What happens when security leaders have a comprehensive security approach based on zero-trust principles? They can be fearless, armed with the ability to secure everything without any limits. Let’s take a look at four ways that we have seen organizations manage a comprehensive security approach.

Commit to a Zero-Trust Strategy

Today’s organizations need a security model that adapts to the complexity of the modern environment, embraces the hybrid workplace, and protects people, devices, apps, and data wherever they’re located. That is exactly what you get when implementing a zero-trust approach based on the three guiding principles of verify explicitly, use least-privilege access, and assume a breach. Instead of believing everything behind the corporate firewall is safe, the zero-trust model assumes a breach and verifies each request as though it originated from an uncontrolled network.

Microsoft’s zero-trust approach is designed to reduce risk at every opportunity across the digital estate, which includes identities, endpoints, applications, network, infrastructure, and data. This means that every transaction must be validated and proved trustworthy before the transaction can occur.
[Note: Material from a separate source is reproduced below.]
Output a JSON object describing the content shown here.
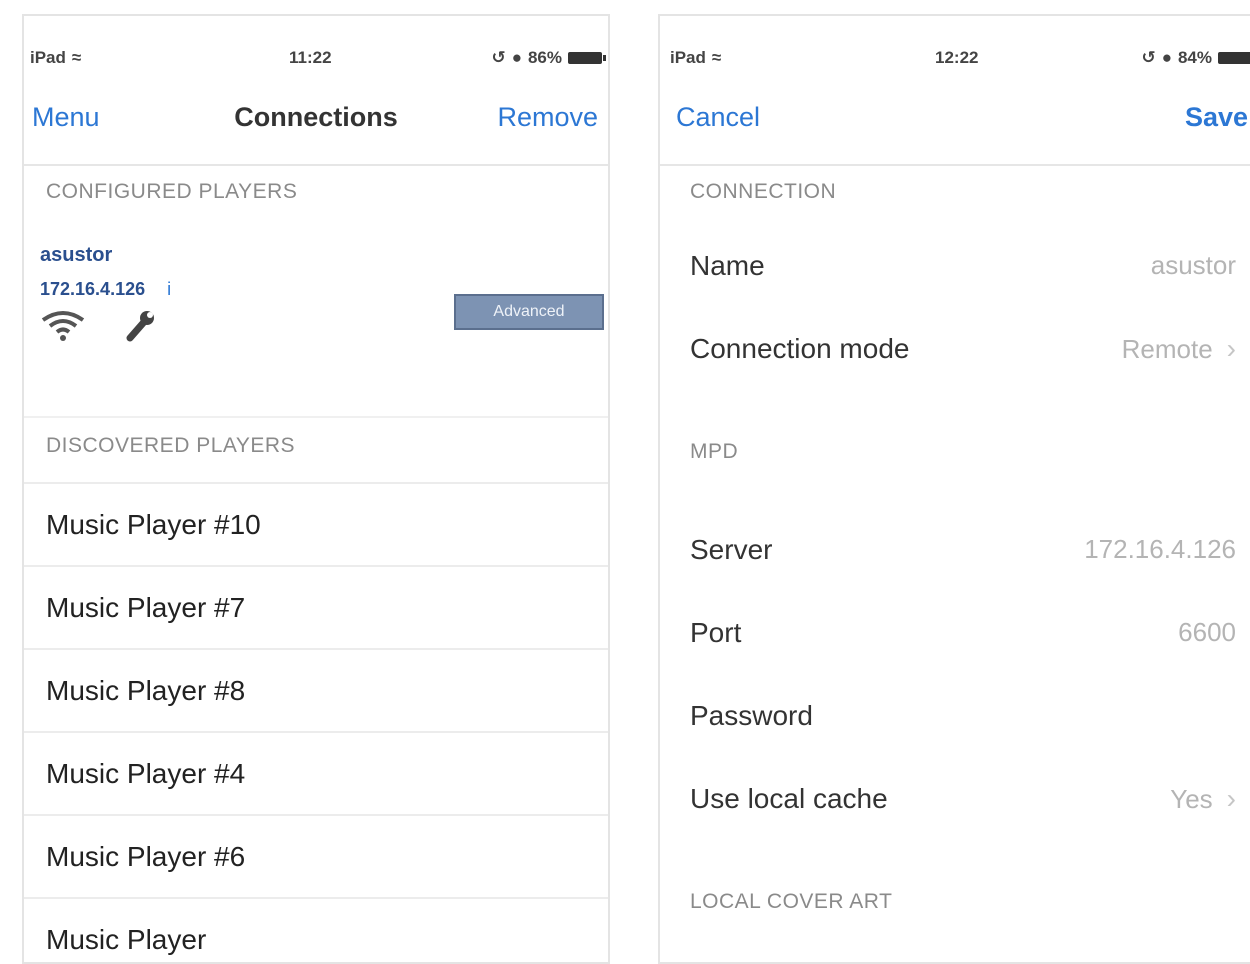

This approach is consistent with industry standards like the Open Group’s recently released Zero Trust Commandments and the NIST’s Zero-Trust Architecture.

Zero trust takes a fresh look across all of your security disciplines, including access control, asset protection, security governance, security operations, and innovation security (e.g., DevSecOps). Architecturally, this brings in automated enforcement of security policy, correlation of signals across systems, and extensive security automation and orchestration to reduce manual labor and toil.
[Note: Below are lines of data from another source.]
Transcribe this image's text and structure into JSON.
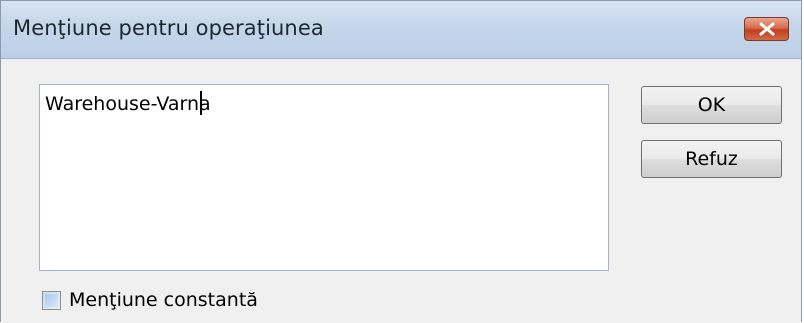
{
  "window": {
    "title": "Menţiune pentru operaţiunea"
  },
  "memo": {
    "value": "Warehouse-Varna"
  },
  "buttons": {
    "ok_label": "OK",
    "refuz_label": "Refuz"
  },
  "checkbox": {
    "label": "Menţiune constantă",
    "checked": false
  },
  "icons": {
    "close": "close-icon"
  },
  "colors": {
    "titlebar": "#c5d6ea",
    "close_button": "#c1401e",
    "client_background": "#f0f0f0"
  }
}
Manage Compliance, Risk, and Privacy

Organizations constantly access, process, and store a tremendous amount of data — which is only increasing with business innovation. Additionally, organizations now face an ever-growing landscape of data regulations, creating complexity and compliance risk. Organizations should look for tools that translate complicated regulations and standards into simple language, map controls, and recommend improvement actions in the form of step-by-step guidance.

Additionally, many organizations still use manual processes to discover how much personal data they have stored; thus, they lack actionable insights to help mitigate security and privacy risks. With a privacy management tool, organizations can identify critical privacy risks, automate privacy operations, and empower employees to be smart when they are handling sensitive data.

Use a Combination of XDR + SIEM Tools

SecOps sifts through ever-growing mountains of data to detect and hunt for today’s attacks.

We have found that SecOps teams work best at this with a combination of deep analytics, broad visibility, and orchestration and automation:

  • Extended detection and response (XDR) tools provide deep insights and high-quality detections that let SOCs spend time on actual attacks rather than chasing false alarms (false positives).
  • Security information and event management (SIEM) tools help security operations gain a broad view across the environment and avoid “swivel chair analytics” from having to work across different consoles. 
  • Security orchestration, automated, and response (SOAR) tools help lower analyst burnout by automatically investigating and remediating attacks and orchestrating repetitive tasks across tools. 

The integration of these three types of tools ultimately helps organizations stay ahead of today’s complex and rapidly evolving threat landscape.

Using MFA Whenever and Wherever Possible

Multifactor authentication (MFA) is an essential tool to secure access to important resources within an organization. MFA adds a layer of protection to the sign-in process that passwords alone simply cannot offer. While MFA doesn’t stop all attacks, it does an amazing job of taking password-attack techniques off of the table. Password attacks are typically automated, resulting in a high volume of attacks that often result in attackers getting access to systems. Organizations that use MFA tools are better protected through additional identity verification when accessing accounts or apps.

In a world of remote and hybrid work, taking a comprehensive approach to security with a zero-trust strategy makes an organization more resilient to the continuous drumbeat of cyberattacks. Microsoft is committed to enabling this world with end-to-end security solutions, architectural guidance, insights and education, security program best practices, and more.